Rotem turns into a robot. Same answers, six hours a day. Meanwhile, the actually-complex stuff — angry customers, special requests, shipping mistakes — gets pushed aside.
Yoav, frustrated:
Rotem is a brilliant guy. We're paying him $3K a month to say 'your package arrives Tuesday' fifty times a day.
What we built
An agentic customer service layer that sits on the site chat, the business WhatsApp, and email.
- Answers the eight repeat questions automatically — within 10 seconds, in the brand's voice
- Plugs into the order system when a customer asks about a specific order, the agent knows where the package is, when it'll arrive, and its status
- Handles returns end-to-end form, label, tracking — all of it
- Flags complex inquiries and routes them straight to Rotem — only when a human is actually needed
- Sends a weekly digest of question patterns so Yoav knows what to update on the site
The day after
Rotem now has five hours a day back. He uses them for two things: actually helping complex customers (quality time, not volume), and working on the customer experience itself — A/B tests, content, supplier relationships.
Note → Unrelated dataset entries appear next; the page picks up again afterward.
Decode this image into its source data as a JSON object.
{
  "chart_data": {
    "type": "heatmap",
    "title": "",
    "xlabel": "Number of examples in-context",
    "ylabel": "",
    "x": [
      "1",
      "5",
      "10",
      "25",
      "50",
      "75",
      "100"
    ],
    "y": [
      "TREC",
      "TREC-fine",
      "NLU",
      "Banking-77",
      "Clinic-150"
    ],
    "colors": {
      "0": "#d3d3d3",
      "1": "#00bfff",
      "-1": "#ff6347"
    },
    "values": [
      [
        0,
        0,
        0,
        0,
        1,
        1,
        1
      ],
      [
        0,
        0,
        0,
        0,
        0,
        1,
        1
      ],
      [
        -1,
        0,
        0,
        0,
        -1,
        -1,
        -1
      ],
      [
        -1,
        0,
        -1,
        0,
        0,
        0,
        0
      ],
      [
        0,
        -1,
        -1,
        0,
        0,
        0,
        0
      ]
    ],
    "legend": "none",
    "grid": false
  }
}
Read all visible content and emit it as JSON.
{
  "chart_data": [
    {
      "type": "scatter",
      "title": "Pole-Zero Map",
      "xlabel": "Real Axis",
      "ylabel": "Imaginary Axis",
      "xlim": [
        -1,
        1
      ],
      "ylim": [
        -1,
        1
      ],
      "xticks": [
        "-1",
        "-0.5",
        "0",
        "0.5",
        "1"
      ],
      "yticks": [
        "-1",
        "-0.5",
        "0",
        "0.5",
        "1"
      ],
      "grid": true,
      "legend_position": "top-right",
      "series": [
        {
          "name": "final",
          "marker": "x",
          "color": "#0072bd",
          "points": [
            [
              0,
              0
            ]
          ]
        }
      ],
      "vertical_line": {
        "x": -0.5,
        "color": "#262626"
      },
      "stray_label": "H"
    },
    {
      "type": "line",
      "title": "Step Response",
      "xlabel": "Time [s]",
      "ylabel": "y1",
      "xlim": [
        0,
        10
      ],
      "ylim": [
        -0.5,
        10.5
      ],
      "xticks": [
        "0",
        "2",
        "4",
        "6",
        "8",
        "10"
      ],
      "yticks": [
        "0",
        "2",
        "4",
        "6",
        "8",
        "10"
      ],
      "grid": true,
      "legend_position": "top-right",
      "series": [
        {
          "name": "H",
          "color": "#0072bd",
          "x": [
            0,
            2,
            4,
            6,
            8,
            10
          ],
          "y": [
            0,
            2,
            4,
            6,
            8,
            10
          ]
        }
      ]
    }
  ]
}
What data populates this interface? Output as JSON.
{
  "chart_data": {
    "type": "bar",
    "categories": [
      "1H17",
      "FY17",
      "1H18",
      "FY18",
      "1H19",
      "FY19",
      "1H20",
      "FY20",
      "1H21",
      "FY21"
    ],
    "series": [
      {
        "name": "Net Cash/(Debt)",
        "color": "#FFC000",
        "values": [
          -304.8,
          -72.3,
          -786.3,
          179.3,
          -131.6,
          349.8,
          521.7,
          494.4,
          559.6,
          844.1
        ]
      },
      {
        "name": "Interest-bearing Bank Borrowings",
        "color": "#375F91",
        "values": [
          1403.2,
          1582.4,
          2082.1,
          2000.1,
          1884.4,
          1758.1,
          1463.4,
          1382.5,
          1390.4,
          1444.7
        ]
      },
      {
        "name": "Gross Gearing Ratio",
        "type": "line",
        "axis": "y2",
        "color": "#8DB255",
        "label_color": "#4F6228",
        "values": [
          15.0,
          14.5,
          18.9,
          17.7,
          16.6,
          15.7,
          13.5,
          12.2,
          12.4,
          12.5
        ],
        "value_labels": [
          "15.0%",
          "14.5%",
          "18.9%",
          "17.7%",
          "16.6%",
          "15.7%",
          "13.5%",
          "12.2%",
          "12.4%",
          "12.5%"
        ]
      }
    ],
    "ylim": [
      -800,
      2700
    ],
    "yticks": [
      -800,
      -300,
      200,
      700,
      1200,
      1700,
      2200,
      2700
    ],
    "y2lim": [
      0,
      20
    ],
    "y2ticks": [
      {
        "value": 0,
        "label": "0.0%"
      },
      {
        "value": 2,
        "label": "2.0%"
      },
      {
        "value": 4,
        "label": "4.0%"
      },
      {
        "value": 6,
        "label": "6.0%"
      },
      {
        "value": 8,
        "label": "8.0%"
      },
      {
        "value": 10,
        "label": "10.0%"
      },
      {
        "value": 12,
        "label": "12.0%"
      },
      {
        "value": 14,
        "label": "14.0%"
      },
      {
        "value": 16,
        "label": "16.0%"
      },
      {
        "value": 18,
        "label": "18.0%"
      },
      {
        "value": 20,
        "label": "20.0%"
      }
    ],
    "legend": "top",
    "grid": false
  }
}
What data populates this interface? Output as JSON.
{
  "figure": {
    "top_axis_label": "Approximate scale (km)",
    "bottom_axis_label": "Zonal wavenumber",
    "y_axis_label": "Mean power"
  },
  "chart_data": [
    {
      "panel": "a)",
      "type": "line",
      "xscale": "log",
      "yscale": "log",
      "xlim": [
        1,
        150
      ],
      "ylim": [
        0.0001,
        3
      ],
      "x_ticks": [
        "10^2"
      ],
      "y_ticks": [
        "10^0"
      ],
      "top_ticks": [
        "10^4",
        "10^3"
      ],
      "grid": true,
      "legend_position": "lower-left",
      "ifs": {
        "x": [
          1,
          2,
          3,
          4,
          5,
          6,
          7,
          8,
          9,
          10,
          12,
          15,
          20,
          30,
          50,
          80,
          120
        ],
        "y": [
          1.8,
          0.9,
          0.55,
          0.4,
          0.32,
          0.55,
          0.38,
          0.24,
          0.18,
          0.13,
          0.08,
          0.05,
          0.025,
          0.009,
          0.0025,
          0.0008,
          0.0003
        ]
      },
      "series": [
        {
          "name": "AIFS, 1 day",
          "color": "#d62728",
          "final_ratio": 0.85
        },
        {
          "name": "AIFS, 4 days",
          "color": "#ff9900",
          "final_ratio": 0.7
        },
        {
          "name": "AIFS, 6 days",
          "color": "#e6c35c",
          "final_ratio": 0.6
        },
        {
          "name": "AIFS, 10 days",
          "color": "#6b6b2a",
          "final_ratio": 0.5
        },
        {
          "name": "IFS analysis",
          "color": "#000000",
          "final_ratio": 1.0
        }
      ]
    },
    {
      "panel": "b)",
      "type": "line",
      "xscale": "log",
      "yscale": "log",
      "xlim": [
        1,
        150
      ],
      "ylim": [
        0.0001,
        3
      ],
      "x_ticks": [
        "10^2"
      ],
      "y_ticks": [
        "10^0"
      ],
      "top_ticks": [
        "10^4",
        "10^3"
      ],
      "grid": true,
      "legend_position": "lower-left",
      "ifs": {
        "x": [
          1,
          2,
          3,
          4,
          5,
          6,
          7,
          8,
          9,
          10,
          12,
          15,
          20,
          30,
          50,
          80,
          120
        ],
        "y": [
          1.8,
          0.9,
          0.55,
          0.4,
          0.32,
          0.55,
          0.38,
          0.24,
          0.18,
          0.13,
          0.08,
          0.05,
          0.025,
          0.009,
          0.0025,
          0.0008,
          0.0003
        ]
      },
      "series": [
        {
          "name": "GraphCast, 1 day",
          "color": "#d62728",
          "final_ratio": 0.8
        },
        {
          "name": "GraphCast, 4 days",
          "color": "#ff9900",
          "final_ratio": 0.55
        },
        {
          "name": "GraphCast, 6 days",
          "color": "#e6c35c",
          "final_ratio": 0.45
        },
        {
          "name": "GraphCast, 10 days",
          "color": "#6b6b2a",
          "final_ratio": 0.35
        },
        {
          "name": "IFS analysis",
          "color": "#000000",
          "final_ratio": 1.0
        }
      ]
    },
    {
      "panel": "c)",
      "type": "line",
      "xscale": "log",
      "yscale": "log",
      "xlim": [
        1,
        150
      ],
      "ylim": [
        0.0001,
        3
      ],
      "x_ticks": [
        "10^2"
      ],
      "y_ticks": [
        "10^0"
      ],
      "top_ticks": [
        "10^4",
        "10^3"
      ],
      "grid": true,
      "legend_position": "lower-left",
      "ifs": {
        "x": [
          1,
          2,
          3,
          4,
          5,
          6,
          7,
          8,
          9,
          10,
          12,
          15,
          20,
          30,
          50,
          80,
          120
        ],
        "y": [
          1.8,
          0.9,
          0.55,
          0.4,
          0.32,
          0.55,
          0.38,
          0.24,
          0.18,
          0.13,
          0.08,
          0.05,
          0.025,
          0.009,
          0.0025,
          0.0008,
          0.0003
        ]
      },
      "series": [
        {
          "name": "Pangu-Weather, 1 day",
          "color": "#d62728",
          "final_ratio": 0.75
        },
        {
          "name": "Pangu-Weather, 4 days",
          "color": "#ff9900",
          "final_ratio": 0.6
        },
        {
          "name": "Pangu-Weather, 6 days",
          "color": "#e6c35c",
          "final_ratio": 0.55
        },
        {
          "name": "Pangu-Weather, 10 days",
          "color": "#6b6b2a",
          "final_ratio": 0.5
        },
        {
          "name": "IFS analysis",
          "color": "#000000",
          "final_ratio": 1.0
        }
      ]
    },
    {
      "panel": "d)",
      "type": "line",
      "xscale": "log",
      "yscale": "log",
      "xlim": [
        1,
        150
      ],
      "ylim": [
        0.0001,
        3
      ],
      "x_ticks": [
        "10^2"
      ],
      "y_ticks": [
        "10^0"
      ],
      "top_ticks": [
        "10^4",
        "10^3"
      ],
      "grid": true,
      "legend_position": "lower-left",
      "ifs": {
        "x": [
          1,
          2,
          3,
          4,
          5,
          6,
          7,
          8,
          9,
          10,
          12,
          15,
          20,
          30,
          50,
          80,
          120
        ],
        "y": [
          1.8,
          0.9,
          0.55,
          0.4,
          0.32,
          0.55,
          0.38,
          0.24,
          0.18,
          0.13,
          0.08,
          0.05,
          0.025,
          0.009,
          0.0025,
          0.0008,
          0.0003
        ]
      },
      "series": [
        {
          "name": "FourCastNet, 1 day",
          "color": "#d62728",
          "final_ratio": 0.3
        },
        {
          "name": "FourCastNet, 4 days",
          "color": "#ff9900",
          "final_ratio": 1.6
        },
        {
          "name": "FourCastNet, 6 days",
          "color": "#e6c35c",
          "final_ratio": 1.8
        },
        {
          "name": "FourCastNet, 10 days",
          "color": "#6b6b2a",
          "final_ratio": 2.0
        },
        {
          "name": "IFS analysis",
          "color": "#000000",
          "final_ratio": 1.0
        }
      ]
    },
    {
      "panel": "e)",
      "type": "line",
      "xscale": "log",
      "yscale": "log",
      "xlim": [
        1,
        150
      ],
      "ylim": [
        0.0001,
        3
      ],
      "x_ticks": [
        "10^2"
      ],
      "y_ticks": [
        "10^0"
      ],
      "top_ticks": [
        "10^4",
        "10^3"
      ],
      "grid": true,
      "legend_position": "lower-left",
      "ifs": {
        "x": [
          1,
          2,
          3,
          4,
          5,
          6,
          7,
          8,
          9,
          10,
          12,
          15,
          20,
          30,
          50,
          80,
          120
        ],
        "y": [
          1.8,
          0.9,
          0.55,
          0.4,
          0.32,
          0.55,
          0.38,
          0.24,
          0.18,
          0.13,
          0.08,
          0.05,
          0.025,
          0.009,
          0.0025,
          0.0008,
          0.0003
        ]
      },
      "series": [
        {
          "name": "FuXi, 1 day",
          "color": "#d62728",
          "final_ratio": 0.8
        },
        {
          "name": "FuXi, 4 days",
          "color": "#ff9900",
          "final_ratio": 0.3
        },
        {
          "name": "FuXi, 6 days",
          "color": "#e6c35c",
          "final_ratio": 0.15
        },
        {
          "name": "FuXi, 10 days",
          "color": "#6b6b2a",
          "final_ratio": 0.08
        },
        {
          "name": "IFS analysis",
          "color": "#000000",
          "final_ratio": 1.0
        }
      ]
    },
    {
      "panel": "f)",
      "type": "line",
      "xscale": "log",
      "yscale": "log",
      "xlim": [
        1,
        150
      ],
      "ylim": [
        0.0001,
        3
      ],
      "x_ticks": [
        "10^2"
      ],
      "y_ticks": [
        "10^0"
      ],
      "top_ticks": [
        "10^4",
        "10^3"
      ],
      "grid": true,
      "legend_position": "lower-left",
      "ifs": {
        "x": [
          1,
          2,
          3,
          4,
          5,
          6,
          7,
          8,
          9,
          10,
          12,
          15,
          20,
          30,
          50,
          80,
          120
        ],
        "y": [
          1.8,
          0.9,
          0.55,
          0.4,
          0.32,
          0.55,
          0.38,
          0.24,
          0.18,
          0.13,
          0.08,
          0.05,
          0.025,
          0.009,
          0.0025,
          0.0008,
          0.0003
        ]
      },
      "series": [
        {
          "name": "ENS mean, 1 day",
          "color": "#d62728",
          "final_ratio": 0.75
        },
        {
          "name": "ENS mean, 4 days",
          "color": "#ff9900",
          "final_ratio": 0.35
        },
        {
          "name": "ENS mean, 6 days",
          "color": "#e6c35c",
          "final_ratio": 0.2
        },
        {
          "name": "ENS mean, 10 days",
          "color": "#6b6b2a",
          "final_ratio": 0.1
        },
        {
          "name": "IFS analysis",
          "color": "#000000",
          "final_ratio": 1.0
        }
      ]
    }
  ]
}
Customer satisfaction went up — not because service got less human, but because it got faster. Simple question, answered in 10 seconds. Complex one? You get the real Rotem, not the burnt-out one.
The numbers
80%: of inquiries closed automatically, no human involved
7.2 → 8.6: NPS within three months
Promotion: Rotem moved from "answering questions" to "managing customer experience" — a role upgrade, not a layoff
The point
This isn't "replace Rotem." It's free Rotem up to do the work you actually hired him for. The machine does the repetitive. The human does the complex.